The team also plotted the data against time, which allowed them to see when individual scientists began collaborating with a particular organization, how long such a collaboration lasted, or when a scientist or organization was popular in news items.
“There were new visualization designs we had to come up with,” said Dr. Davis. “It wasn't just visualizing paper citations; we had this whole new graph of different types of knowledge that we had to find ways to visualize effectively.”
The results of the project are speculative but tantalizing. The sheer volume of data and heterogeneity of information made the task a daunting one, Timilsina said:
Basically this kind of data is really noisy, and it's very hard to find a signal in this data because it's like looking for a needle in a haystack. Because social media is full of junk information, finding the signal is really hard. I was expecting we would get at least twenty or thirty thousand scientific publications around the topic but we found only a thousand publications that were actually talking about avian influenza.
With that caveat in place, the team was able to make significant strides in understanding what altmetrics is capable of. Their results could have lasting value, both for individual researchers and for funding organization.
“If you're an early career researcher I think you can benefit from engaging with tools like Mendeley and scientific dissemination on social media,” said Dr. Davis.
Mendeley Data, Elsevier’s cloud-based data repository, allows researchers to share, access and cite research data, and it features Plum Analytics in its dashboard.

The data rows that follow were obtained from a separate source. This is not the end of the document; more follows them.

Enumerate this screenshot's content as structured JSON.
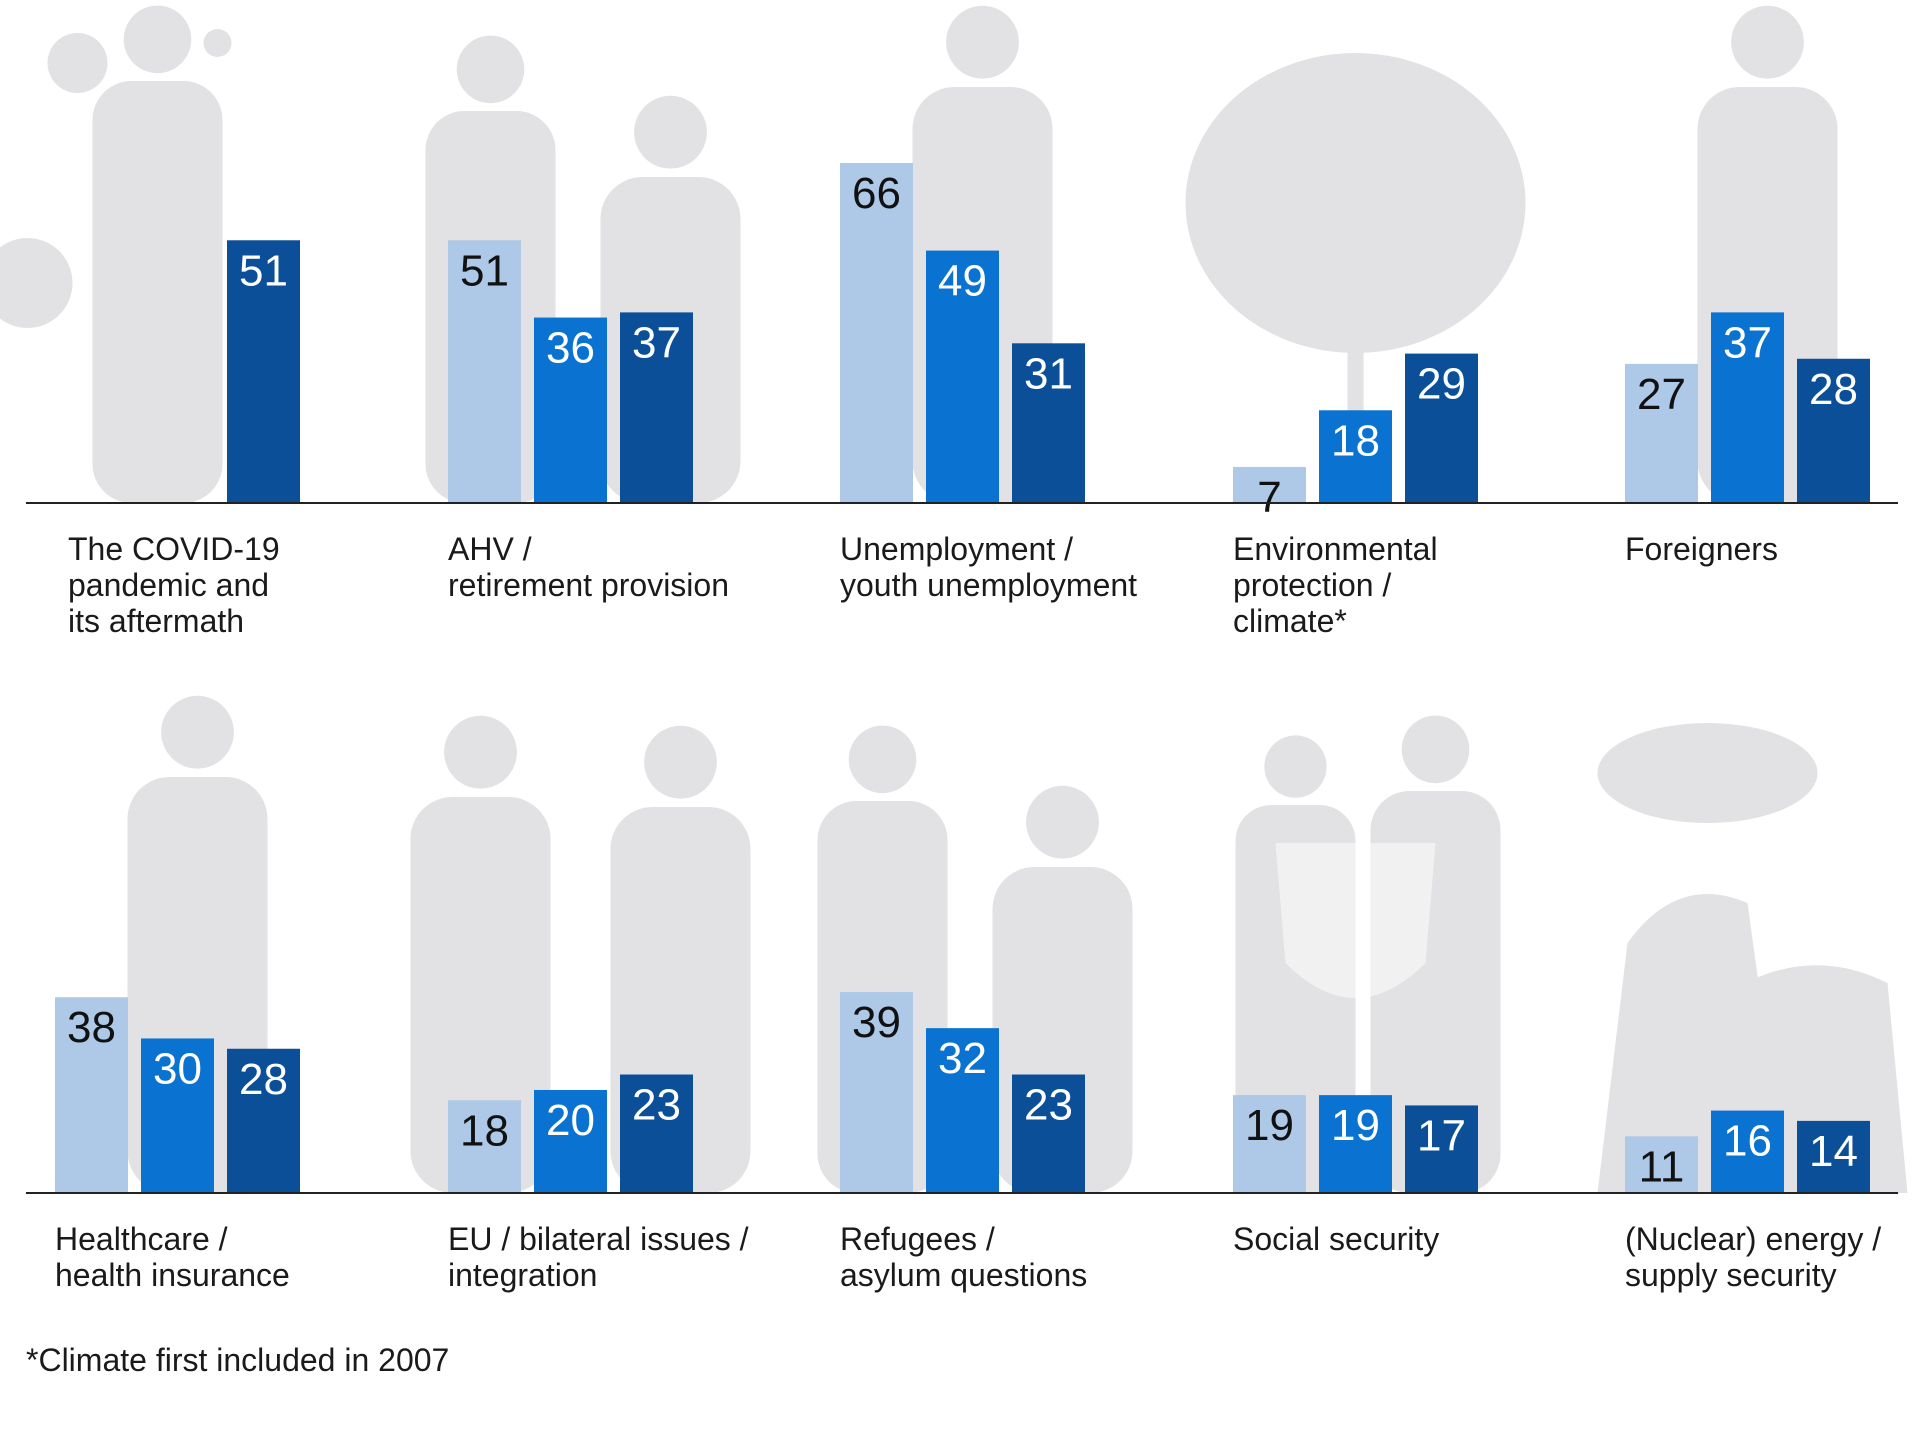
{
  "chart_data": {
    "type": "bar",
    "series_colors": [
      "#aec8e8",
      "#0a73d2",
      "#0b4f99"
    ],
    "value_text_colors": [
      "#111111",
      "#ffffff",
      "#ffffff"
    ],
    "panels": [
      {
        "label": [
          "The COVID-19",
          "pandemic and",
          "its aftermath"
        ],
        "values": [
          null,
          null,
          51
        ],
        "icon": "doctor-mask-virus-icon"
      },
      {
        "label": [
          "AHV /",
          "retirement provision"
        ],
        "values": [
          51,
          36,
          37
        ],
        "icon": "elderly-couple-icon"
      },
      {
        "label": [
          "Unemployment /",
          "youth unemployment"
        ],
        "values": [
          66,
          49,
          31
        ],
        "icon": "sad-man-icon"
      },
      {
        "label": [
          "Environmental",
          "protection /",
          "climate*"
        ],
        "values": [
          7,
          18,
          29
        ],
        "icon": "tree-icon"
      },
      {
        "label": [
          "Foreigners"
        ],
        "values": [
          27,
          37,
          28
        ],
        "icon": "traveler-suitcase-icon"
      },
      {
        "label": [
          "Healthcare /",
          "health insurance"
        ],
        "values": [
          38,
          30,
          28
        ],
        "icon": "doctor-stethoscope-icon"
      },
      {
        "label": [
          "EU / bilateral issues /",
          "integration"
        ],
        "values": [
          18,
          20,
          23
        ],
        "icon": "handshake-icon"
      },
      {
        "label": [
          "Refugees /",
          "asylum questions"
        ],
        "values": [
          39,
          32,
          23
        ],
        "icon": "refugee-family-icon"
      },
      {
        "label": [
          "Social security"
        ],
        "values": [
          19,
          19,
          17
        ],
        "icon": "couple-shield-lock-icon"
      },
      {
        "label": [
          "(Nuclear) energy /",
          "supply security"
        ],
        "values": [
          11,
          16,
          14
        ],
        "icon": "nuclear-plant-icon"
      }
    ],
    "ylim": [
      0,
      70
    ]
  },
  "footnote": "*Climate first included in 2007"
}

If you're a young scientist or you're a young PhD student (and) you promote your science in social media, then you kind of accelerate your h-index, but the higher the h-index gets, the harder it is to make it increase. For example, if you have an index of 3, then the change to an h-index of 4 requires that you have four publications cited four times, which is difficult. Social media can help to influence that, but there may be other scientific factors to boost that kind of effect. Social media is a way to disseminate your information; it’s very (unlikely) that it will reflect that influence in the real academic world.

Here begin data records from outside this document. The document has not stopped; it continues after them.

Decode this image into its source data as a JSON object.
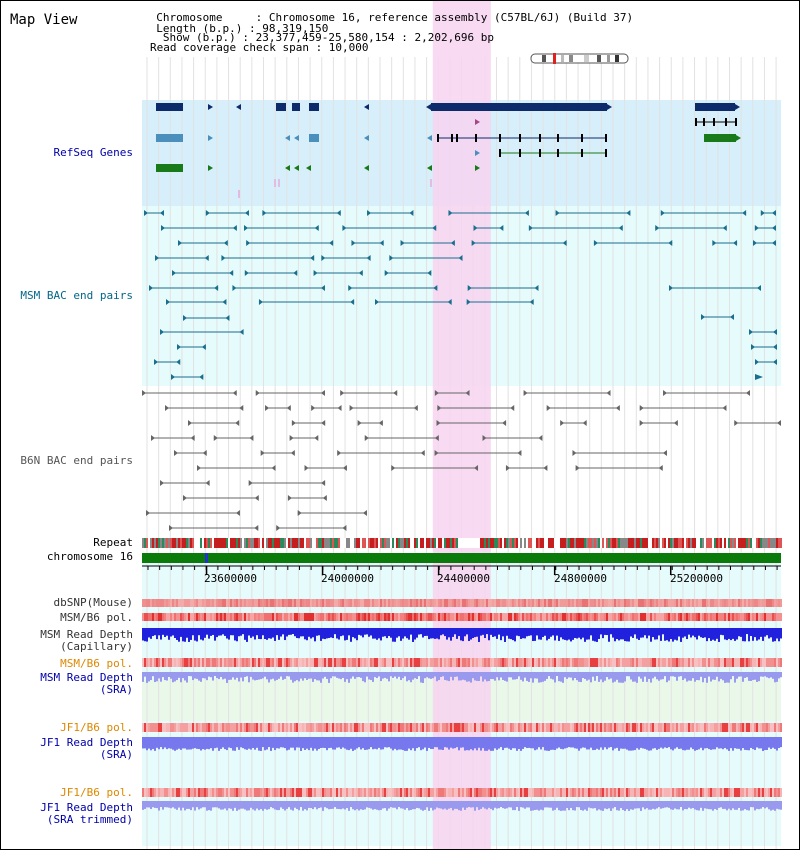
{
  "header": {
    "title": "Map View",
    "info_lines": [
      "  Chromosome     : Chromosome 16, reference assembly (C57BL/6J) (Build 37)",
      "  Length (b.p.) : 98,319,150",
      "   Show (b.p.) : 23,377,459-25,580,154 : 2,202,696 bp",
      "Read coverage check span : 10,000"
    ]
  },
  "view": {
    "start": 23377459,
    "end": 25580154,
    "highlight": [
      24380000,
      24580000
    ]
  },
  "tracks": {
    "refseq": "RefSeq Genes",
    "msm_bac": "MSM BAC end pairs",
    "b6n_bac": "B6N BAC end pairs",
    "repeat": "Repeat",
    "chromosome": "chromosome 16",
    "dbsnp": "dbSNP(Mouse)",
    "msm_b6_pol_1": "MSM/B6 pol.",
    "msm_depth_cap_1": "MSM Read Depth",
    "msm_depth_cap_2": "(Capillary)",
    "msm_b6_pol_2": "MSM/B6 pol.",
    "msm_depth_sra_1": "MSM Read Depth",
    "msm_depth_sra_2": "(SRA)",
    "jf1_pol_1": "JF1/B6 pol.",
    "jf1_depth_1": "JF1 Read Depth",
    "jf1_depth_1b": "(SRA)",
    "jf1_pol_2": "JF1/B6 pol.",
    "jf1_depth_2": "JF1 Read Depth",
    "jf1_depth_2b": "(SRA trimmed)"
  },
  "axis": {
    "ticks": [
      23600000,
      24000000,
      24400000,
      24800000,
      25200000
    ]
  },
  "colors": {
    "title": "#000000",
    "blue_label": "#0000aa",
    "orange_label": "#dd8800",
    "teal_label": "#006688",
    "grey_label": "#555555",
    "refseq_bg": "#d6effa",
    "pink_highlight": "#f7d4f0",
    "msm_bg": "#e6fbfb",
    "gene_dark": "#0d2a6b",
    "gene_mid": "#4b8fbd",
    "gene_green": "#187a18",
    "bac_teal": "#1a6e8e",
    "bac_grey": "#666666",
    "chrom_green": "#0a7a0a"
  }
}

“A lot of funding agencies are looking at altmetrics, but they’re not quite sure how to measure it,” Dr. Davis said. Compared to traditional bibilometrics, the measures provided by altmetrics are less concrete; the peer-reviewed nature of traditional bibilometric subjects allows for a precision that is impossible with altmetrics.
“But that doesn’t mean that altmetrics isn’t of value,” Dr. Davis added:
It’s just that new measures and metrics need to be defined and new tools are needed in order to capture them. And they don't exist really yet. It's still very much a very new field and unexplored, uncharted territory. I also think funding agencies will be more and more under pressure to justify to their paymasters bow funding for educational research is benefiting the public, for instance. Altmetrics may be the way of capturing how science is diffused into the public domain.
According to John Lonican, an intern and master’s student at the Insight Centre, the results of the current project may not be as important as what’s done with their results. “The data set was one of the most interesting things in the long run,” he explained, “because it means we've started on something; we’ve created a dataset which is basically an introduction a large amount of research can be done with it. The release of that, hopefully in the near future, will open up so many doors – not just for us but for a lot of other researchers.”